Good intentions to quit smoking, stop drinking alcohol at home or eat healthier food will be far more successful if people get support to meet their goals, according to health campaigners Change4Life.
Researchers followed 2,000 people who made a two-week resolution and found that those who relied solely on their own willpower failed even before the half-way stage.
The study, led by psychologist Professor Richard Wiseman, of the University of Hertfordshire, monitored progress as the participants made healthy changes to their behaviour.
Just 26% of those who relied on willpower managed to keep to their goal. However, 35% of those who tried other techniques had better success.

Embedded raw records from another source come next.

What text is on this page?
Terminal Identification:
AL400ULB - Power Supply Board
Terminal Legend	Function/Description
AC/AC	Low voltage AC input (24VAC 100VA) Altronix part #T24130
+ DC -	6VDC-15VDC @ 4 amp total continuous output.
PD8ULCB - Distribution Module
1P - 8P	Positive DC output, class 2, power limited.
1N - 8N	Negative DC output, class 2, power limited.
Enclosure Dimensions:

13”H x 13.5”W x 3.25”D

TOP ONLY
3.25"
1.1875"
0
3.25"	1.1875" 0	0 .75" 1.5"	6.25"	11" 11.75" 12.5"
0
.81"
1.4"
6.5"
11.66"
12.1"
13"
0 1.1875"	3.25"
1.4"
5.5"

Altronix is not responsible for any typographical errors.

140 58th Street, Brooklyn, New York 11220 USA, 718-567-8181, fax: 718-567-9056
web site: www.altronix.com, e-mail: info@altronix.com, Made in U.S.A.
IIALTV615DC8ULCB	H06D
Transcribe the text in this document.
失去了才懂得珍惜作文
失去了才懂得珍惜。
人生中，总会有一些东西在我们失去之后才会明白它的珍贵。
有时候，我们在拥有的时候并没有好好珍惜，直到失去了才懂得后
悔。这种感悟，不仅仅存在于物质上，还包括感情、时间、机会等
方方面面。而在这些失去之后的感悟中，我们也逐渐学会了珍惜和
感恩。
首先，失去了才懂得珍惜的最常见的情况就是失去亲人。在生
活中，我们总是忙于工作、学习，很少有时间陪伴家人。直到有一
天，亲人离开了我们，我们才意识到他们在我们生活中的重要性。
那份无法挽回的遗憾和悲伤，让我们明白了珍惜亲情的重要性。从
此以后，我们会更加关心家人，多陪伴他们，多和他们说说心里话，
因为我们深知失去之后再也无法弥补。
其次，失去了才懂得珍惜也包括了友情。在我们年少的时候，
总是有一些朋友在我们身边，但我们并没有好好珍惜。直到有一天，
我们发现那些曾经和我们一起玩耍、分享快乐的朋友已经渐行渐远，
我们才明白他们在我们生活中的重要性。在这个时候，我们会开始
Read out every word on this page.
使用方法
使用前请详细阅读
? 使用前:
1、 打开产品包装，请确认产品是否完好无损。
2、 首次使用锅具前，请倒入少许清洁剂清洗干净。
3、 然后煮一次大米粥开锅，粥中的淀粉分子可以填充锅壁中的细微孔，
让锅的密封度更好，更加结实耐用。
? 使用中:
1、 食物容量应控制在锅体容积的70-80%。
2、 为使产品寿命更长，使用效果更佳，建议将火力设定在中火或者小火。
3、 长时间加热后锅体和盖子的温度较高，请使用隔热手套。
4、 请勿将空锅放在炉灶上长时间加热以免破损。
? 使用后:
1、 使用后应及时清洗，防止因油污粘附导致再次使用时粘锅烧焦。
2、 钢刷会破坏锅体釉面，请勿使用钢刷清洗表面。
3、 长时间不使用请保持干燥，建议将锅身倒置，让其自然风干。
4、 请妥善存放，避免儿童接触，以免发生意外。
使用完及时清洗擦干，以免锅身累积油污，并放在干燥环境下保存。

The study also found that women were less resilient at sticking to resolutions, with just 30% being successful in keeping to their healthy change compared to 37% of men who took part.
And those who told family and friends about their plans were far more likely to succeed in achieving their goal.
The research found other techniques for success included visualising or imagining a better life once the goal is achieved.
Professor Wiseman, the author of 59 Seconds: Think a little, Change a lot, which was the Independent on Sunday's 2010 paperback of the year, said: "All too often New Year's resolutions fail because people try to do too much too soon and don't seek the right support to help them achieve their goals. It is important that we use as much advice and support to see us through the New Year commitments, remembering that overall simple small changes work better and are more achievable in the long run."
Change4Life says nine out of 10 children are at risk of growing up with dangerous amounts of fat in their bodies and 61% of adults are overweight or obese. It will launch a new campaign for 2011 on Sunday. The Great Swapathon aims to encourage people to embark on simple swaps to improve their lifestyle, such as swapping the car for walking or fizzy drinks for water, milk or fruit juice.